Es por lo general una etapa de la vida cargada de actos y conductas que años más adelante serán motivo de bochornosos recuerdos de ese adulto con espíritu ya crítico y personalidad aplomada. O no tanto.
Recuerdo que uno de estos actos sin sentido en esta etapa tan linda y conflictiva de la vida, era el tocar la oreja del compañero de colegio o amigo del barrio, con la intención de desafiarlo y provocarlo para que reaccione, porque nos sentíamos con la suficiente fuerza para enfrentarlo si reaccionaba ante este desafío de bravucones que generalmente era realizado ante otros que servían de testigos de la burla, y de futuro público ante una pelea.
Me vino a la mente esta estúpida forma de provocación, al pensar en la serie de hechos que se vienen registrando nuevamente estos días, como si desde el poder pensasen que tocarle la oreja al ciudadano no va a tener consecuencia alguna.
Son casos que se asemejan a una serie de desafíos hacia el ciudadano que esforzadamente sobrevive en medio de esta crisis sanitaria que se transformó también en económica para miles de hogares paraguayos en los que se perdieron vidas y fuentes de trabajo.
Allí por ejemplo están las bonificaciones que se siguen pagando con dinero público a la burocracia, mientras que micro, pequeñas, medianas y grandes empresas privadas tienen que ajustarse los cinturones o directamente cerrar sus puertas por la falta de actividad económica en un año que vuelve a ser nuevamente tan o más difícil que el año pasado.
Fue también una semana en la que los directores paraguayos de las binacionales se mostraron reacios a permitir el ingreso de la Contraloría General de la República para auditar la ejecución de gastos realizados por estas empresas que son también de propiedad del estado paraguayo, pero cuyos empleados asignados a su administración se consideran virreyes intocables y por encima del orden jurídico nacional.
Fue una semana en la que algunos funcionarios del gobierno volvieron a amenazar con más restricciones que terminarán castigando a quienes trabajan formalmente, mientras seguimos viendo todos los días colectivos viajando llenos y sin ningún tipo de control, y fiestas a las que el adjetivo de clandestinas les queda exagerado, considerando la notoriedad con la que se realizan y promocionan.

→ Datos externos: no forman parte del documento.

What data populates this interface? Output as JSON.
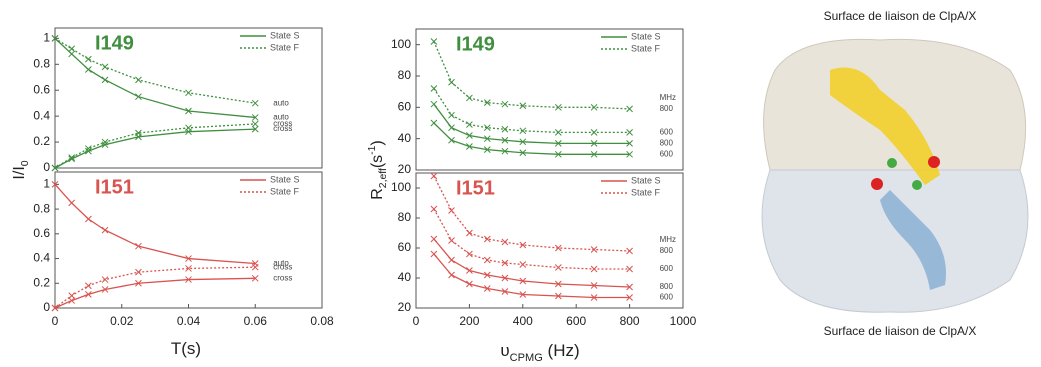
{
  "chart_data": [
    {
      "type": "line",
      "title": "I149",
      "color": "#3f8f3f",
      "legend": [
        {
          "name": "State S",
          "dashed": false
        },
        {
          "name": "State F",
          "dashed": true
        }
      ],
      "y_label": [
        {
          "text": "I/I"
        },
        {
          "text": "0",
          "shift": "sub"
        }
      ],
      "x": [
        0,
        0.005,
        0.01,
        0.015,
        0.025,
        0.04,
        0.06
      ],
      "series": [
        {
          "label": "auto",
          "state": 1,
          "values": [
            1,
            0.92,
            0.84,
            0.78,
            0.68,
            0.58,
            0.5
          ]
        },
        {
          "label": "auto",
          "state": 0,
          "values": [
            1,
            0.88,
            0.76,
            0.68,
            0.55,
            0.44,
            0.39
          ]
        },
        {
          "label": "cross",
          "state": 1,
          "values": [
            0,
            0.08,
            0.15,
            0.2,
            0.27,
            0.31,
            0.34
          ]
        },
        {
          "label": "cross",
          "state": 0,
          "values": [
            0,
            0.07,
            0.13,
            0.18,
            0.24,
            0.28,
            0.3
          ]
        }
      ],
      "xlim": [
        0,
        0.08
      ],
      "ylim": [
        0,
        1.08
      ],
      "yticks": [
        0,
        0.2,
        0.4,
        0.6,
        0.8,
        1
      ]
    },
    {
      "type": "line",
      "title": "I151",
      "color": "#d9534f",
      "legend": [
        {
          "name": "State S",
          "dashed": false
        },
        {
          "name": "State F",
          "dashed": true
        }
      ],
      "x_label": [
        {
          "text": "T(s)"
        }
      ],
      "x": [
        0,
        0.005,
        0.01,
        0.015,
        0.025,
        0.04,
        0.06
      ],
      "series": [
        {
          "label": "auto",
          "state": 0,
          "values": [
            1,
            0.85,
            0.72,
            0.63,
            0.5,
            0.4,
            0.36
          ]
        },
        {
          "label": "cross",
          "state": 1,
          "values": [
            0,
            0.1,
            0.18,
            0.23,
            0.29,
            0.32,
            0.33
          ]
        },
        {
          "label": "cross",
          "state": 0,
          "values": [
            0,
            0.06,
            0.11,
            0.15,
            0.2,
            0.23,
            0.24
          ]
        }
      ],
      "xlim": [
        0,
        0.08
      ],
      "xticks": [
        0,
        0.02,
        0.04,
        0.06,
        0.08
      ],
      "ylim": [
        0,
        1.1
      ],
      "yticks": [
        0,
        0.2,
        0.4,
        0.6,
        0.8,
        1
      ]
    },
    {
      "type": "line",
      "title": "I149",
      "color": "#3f8f3f",
      "annotation": "MHz",
      "legend": [
        {
          "name": "State S",
          "dashed": false
        },
        {
          "name": "State F",
          "dashed": true
        }
      ],
      "y_label": [
        {
          "text": "R"
        },
        {
          "text": "2,eff",
          "shift": "sub"
        },
        {
          "text": "(s"
        },
        {
          "text": "-1",
          "shift": "super"
        },
        {
          "text": ")"
        }
      ],
      "x": [
        67,
        133,
        200,
        267,
        333,
        400,
        533,
        667,
        800
      ],
      "series": [
        {
          "label": 800,
          "state": 1,
          "values": [
            102,
            76,
            66,
            63,
            62,
            61,
            60,
            60,
            59
          ]
        },
        {
          "label": 600,
          "state": 1,
          "values": [
            72,
            55,
            49,
            47,
            46,
            45,
            44,
            44,
            44
          ]
        },
        {
          "label": 800,
          "state": 0,
          "values": [
            62,
            47,
            42,
            40,
            39,
            38,
            37,
            37,
            37
          ]
        },
        {
          "label": 600,
          "state": 0,
          "values": [
            50,
            39,
            35,
            33,
            32,
            31,
            30,
            30,
            30
          ]
        }
      ],
      "xlim": [
        0,
        1000
      ],
      "ylim": [
        20,
        110
      ],
      "yticks": [
        20,
        40,
        60,
        80,
        100
      ]
    },
    {
      "type": "line",
      "title": "I151",
      "color": "#d9534f",
      "annotation": "MHz",
      "legend": [
        {
          "name": "State S",
          "dashed": false
        },
        {
          "name": "State F",
          "dashed": true
        }
      ],
      "x_label": [
        {
          "text": "υ"
        },
        {
          "text": "CPMG",
          "shift": "sub"
        },
        {
          "text": " (Hz)"
        }
      ],
      "x": [
        67,
        133,
        200,
        267,
        333,
        400,
        533,
        667,
        800
      ],
      "series": [
        {
          "label": 800,
          "state": 1,
          "values": [
            108,
            85,
            70,
            66,
            64,
            62,
            60,
            59,
            58
          ]
        },
        {
          "label": 600,
          "state": 1,
          "values": [
            86,
            65,
            56,
            52,
            50,
            49,
            47,
            46,
            46
          ]
        },
        {
          "label": 800,
          "state": 0,
          "values": [
            66,
            52,
            45,
            42,
            40,
            38,
            36,
            35,
            34
          ]
        },
        {
          "label": 600,
          "state": 0,
          "values": [
            56,
            42,
            36,
            33,
            31,
            29,
            28,
            27,
            27
          ]
        }
      ],
      "xlim": [
        0,
        1000
      ],
      "xticks": [
        0,
        200,
        400,
        600,
        800,
        1000
      ],
      "ylim": [
        20,
        110
      ],
      "yticks": [
        20,
        40,
        60,
        80,
        100
      ]
    }
  ],
  "image": {
    "captions": [
      "Surface de liaison de ClpA/X",
      "Surface de liaison de ClpA/X"
    ]
  }
}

Terminamos una semana en la que tampoco hubo castigos para los vacunados privilegiados y sus vacunadores. Allí tenemos por ejemplo el caso del parlasuriano Celso Troche, quien apela a la vieja ley del ñembotavy para intentar hacer pasar su vacunación irregular, apostando a que algún otro escándalo nos sumerja en la amnesia colectiva sobre su proceder absolutamente insultante para quienes hoy en su rango de edad (67 años) siguen esperando que el Ministerio de Salud les habilite la posibilidad de recibir una vacuna contra la enfermedad que genera este maldito coronavirus.
Y a propósito. Fue una semana en la que también fue desesperanzador ver cómo se aplican lentamente las escasas vacunas que tenemos, que nos convierten en uno de los países con los más bajos porcentajes de vacunación de la población en toda Latinoamérica, para terminar de entender por qué la llegada de unas exiguas 40 mil dosis el viernes pasado, se convirtió en una de las principales noticias del día.
Mientras esperamos que lleguen más vacunas, y que el ministerio de Salud reduzca a la edad para acceder a las dosis, surgen dolorosas preguntas que llegan hasta el alma: ¿cuántos de los más de siete mil cuatrocientos muertos que ya tenemos se habrían podido salvar si eran vacunados a tiempo? y ¿quién se hará cargo de estas muertes que pudieron perfectamente haber sido evitadas con una mejor gestión para la obtención de vacunas?
Por ahora, nos siguen tocando la oreja.